Direktur Riset Setara Insitute, Ismail Hasani mengatakan tertangkapnya seorang hakim MK memiliki dampak serius dan dampak ikutan pada produk kerja MK. Pasalnya, hakim MK adalah pejabat negara kelas negarawan, yang seharusnya tidak memiliki interest apapun dalam bekerja kecuali mengawal konstitusi dan menjaga paham konstitusionalisme.

Menelisik rekam jejak Patrialis Akbar, kata Ismail, banyak pihak tidak terkejut dengan peristiwa yang saat ini menimpa mantan politisi Partai Amanat Nasional (PAN). Apalagi, proses pencalonannya menjadi hakim MK pada Juli 2013.

Sosok Patrialis diketahui menjadi hakim MK tanpa proses seleksi yang wajar, karena hanya ditunjuk oleh Susilo Bambang Yudhoyono tanpa mempertimbangkan kualifikasi yang ditetapkan UU, setelah tergeser dari kursi Menteri Hukum dan HAM. Tak hanya itu, proses seleksi pun dipersoalkan oleh organisasi masyarakat sipil, hingga berujung ke PTUN.

Menurut Ismail, praktik suap yang diduga ditukar dengan putusan hakim Konstitusi memiliki daya rusak lebih serius dibanding suap biasa. Lebih rinci Ismail menuturkan, kewenangan MK memutus konstitusionalitas sebuah norma dalam UU, yang merupakan produk kerja DPR dan Presiden, adalah kewenangan yang sangat besar dan memiliki daya ikat luar biasa.

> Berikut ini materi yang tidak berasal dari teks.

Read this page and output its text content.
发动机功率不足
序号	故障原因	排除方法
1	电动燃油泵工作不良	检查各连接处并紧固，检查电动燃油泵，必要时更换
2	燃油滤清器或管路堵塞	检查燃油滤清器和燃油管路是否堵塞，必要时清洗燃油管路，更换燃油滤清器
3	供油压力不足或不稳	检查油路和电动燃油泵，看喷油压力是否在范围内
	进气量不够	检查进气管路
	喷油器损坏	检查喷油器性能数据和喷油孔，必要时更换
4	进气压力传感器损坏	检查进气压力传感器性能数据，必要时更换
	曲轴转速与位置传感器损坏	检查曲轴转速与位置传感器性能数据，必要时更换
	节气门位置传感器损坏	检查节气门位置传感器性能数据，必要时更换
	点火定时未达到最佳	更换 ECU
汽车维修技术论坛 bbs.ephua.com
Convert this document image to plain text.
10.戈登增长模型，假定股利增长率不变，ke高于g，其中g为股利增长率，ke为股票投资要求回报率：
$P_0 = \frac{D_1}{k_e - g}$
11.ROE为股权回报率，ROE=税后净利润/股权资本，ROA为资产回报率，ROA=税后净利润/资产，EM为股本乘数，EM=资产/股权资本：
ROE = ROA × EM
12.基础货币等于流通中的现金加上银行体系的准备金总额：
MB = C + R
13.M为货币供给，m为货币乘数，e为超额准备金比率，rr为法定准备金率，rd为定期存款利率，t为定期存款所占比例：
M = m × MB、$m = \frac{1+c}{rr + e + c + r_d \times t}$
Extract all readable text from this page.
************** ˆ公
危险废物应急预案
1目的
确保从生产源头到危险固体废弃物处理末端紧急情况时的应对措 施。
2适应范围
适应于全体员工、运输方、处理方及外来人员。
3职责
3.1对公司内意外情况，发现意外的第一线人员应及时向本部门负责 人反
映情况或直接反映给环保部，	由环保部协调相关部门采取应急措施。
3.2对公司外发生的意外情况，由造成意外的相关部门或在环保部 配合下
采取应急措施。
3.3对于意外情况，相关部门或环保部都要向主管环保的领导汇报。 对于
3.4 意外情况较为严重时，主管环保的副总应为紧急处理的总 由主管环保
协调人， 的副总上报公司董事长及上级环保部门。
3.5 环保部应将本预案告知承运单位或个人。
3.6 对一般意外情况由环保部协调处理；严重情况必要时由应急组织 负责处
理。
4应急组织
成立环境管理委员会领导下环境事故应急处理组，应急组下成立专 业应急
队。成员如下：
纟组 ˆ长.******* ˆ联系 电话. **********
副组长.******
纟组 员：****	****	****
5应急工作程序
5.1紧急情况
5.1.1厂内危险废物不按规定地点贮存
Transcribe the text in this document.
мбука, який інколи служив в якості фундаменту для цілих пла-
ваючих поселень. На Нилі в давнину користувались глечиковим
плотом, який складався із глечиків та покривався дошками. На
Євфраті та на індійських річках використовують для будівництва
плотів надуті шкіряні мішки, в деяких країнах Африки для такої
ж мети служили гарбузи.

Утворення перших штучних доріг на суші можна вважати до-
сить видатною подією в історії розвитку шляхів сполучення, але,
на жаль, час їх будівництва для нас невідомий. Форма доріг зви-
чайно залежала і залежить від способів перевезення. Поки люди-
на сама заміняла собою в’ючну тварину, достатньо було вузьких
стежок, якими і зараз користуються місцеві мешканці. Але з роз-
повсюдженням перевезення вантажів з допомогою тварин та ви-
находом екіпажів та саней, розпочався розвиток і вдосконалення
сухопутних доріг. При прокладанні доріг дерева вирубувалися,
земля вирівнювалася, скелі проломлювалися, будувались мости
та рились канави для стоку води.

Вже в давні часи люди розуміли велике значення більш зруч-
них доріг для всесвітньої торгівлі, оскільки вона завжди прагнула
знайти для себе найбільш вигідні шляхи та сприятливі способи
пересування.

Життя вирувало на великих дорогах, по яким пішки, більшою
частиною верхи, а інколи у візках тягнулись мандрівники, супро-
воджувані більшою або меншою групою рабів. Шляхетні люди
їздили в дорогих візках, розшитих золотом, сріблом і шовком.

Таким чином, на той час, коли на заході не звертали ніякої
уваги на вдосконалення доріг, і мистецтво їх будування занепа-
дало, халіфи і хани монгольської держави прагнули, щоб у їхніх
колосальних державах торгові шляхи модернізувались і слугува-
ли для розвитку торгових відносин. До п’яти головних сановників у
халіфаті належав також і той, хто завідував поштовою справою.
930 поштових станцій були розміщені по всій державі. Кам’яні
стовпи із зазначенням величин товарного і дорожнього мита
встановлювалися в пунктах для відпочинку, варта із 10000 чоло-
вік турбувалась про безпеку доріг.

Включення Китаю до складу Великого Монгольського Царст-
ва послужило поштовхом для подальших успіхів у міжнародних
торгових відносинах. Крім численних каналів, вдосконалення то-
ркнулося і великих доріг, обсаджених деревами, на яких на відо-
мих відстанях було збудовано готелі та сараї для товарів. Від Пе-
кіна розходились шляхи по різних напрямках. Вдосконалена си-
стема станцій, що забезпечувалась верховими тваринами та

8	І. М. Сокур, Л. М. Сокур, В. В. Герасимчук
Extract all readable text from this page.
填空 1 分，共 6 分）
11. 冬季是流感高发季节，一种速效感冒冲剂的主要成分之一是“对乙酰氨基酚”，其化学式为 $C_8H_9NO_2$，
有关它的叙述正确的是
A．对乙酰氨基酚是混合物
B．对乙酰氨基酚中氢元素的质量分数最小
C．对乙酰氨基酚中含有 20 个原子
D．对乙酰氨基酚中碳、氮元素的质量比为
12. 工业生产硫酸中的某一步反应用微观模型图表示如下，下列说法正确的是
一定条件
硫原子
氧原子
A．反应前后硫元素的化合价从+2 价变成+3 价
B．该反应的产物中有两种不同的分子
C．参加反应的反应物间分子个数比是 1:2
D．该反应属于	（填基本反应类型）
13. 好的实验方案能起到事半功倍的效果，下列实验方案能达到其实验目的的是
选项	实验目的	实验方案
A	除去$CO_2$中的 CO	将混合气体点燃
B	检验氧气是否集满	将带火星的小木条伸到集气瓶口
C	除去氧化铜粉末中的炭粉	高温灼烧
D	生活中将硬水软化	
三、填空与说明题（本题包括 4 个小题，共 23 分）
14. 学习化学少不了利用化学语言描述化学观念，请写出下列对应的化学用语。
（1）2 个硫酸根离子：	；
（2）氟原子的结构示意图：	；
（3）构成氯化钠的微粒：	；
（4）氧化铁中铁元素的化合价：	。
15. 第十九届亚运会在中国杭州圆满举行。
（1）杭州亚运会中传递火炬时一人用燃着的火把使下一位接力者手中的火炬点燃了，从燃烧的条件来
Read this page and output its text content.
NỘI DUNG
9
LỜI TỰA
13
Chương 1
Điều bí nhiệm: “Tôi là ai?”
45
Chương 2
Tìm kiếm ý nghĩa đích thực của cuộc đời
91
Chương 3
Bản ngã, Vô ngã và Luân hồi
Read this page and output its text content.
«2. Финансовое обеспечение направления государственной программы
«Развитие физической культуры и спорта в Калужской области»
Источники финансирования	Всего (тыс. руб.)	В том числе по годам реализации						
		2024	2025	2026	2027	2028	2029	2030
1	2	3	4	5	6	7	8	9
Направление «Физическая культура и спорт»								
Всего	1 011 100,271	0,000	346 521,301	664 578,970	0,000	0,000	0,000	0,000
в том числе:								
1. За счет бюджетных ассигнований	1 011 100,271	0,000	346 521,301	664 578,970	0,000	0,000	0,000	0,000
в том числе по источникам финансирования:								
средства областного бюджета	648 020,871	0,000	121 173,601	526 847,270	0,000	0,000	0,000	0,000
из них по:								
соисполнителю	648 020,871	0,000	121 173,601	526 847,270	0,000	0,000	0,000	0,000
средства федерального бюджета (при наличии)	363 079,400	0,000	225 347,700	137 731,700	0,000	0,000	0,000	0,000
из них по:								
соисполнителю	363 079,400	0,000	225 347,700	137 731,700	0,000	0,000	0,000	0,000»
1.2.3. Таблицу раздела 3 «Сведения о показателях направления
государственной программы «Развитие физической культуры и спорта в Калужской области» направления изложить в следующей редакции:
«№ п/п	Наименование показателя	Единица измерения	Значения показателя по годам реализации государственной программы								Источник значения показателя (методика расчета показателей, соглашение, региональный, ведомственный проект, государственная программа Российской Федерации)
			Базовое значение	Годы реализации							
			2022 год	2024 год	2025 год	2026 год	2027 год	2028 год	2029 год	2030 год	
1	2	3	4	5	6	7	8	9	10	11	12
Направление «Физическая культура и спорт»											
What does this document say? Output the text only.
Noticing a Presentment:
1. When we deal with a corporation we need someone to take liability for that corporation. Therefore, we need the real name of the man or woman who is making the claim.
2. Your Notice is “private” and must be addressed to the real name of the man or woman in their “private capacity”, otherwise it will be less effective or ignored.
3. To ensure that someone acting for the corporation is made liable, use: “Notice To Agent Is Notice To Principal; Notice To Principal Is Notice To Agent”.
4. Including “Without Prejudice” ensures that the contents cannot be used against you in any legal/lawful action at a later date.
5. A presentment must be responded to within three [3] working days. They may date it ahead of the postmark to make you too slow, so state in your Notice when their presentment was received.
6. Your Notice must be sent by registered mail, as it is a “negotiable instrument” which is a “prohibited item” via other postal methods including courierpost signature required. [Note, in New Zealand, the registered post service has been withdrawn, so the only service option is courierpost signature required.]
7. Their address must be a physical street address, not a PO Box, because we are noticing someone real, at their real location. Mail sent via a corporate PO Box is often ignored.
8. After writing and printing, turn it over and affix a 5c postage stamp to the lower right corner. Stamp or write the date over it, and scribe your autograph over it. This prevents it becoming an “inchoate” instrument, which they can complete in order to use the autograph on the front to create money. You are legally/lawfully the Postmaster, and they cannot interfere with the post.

Oleh karena itu, putusan MK adalah erga omnes, berlaku bagi semua orang, meski sebuah norma UU hanya dipersoalkan oleh satu orang. Putusan MK juga, jika sebuah permohonan judicial review dikabulkan, berarti membatalkan produk kerja 550 anggota DPR dan presiden yang bersifat final and binding.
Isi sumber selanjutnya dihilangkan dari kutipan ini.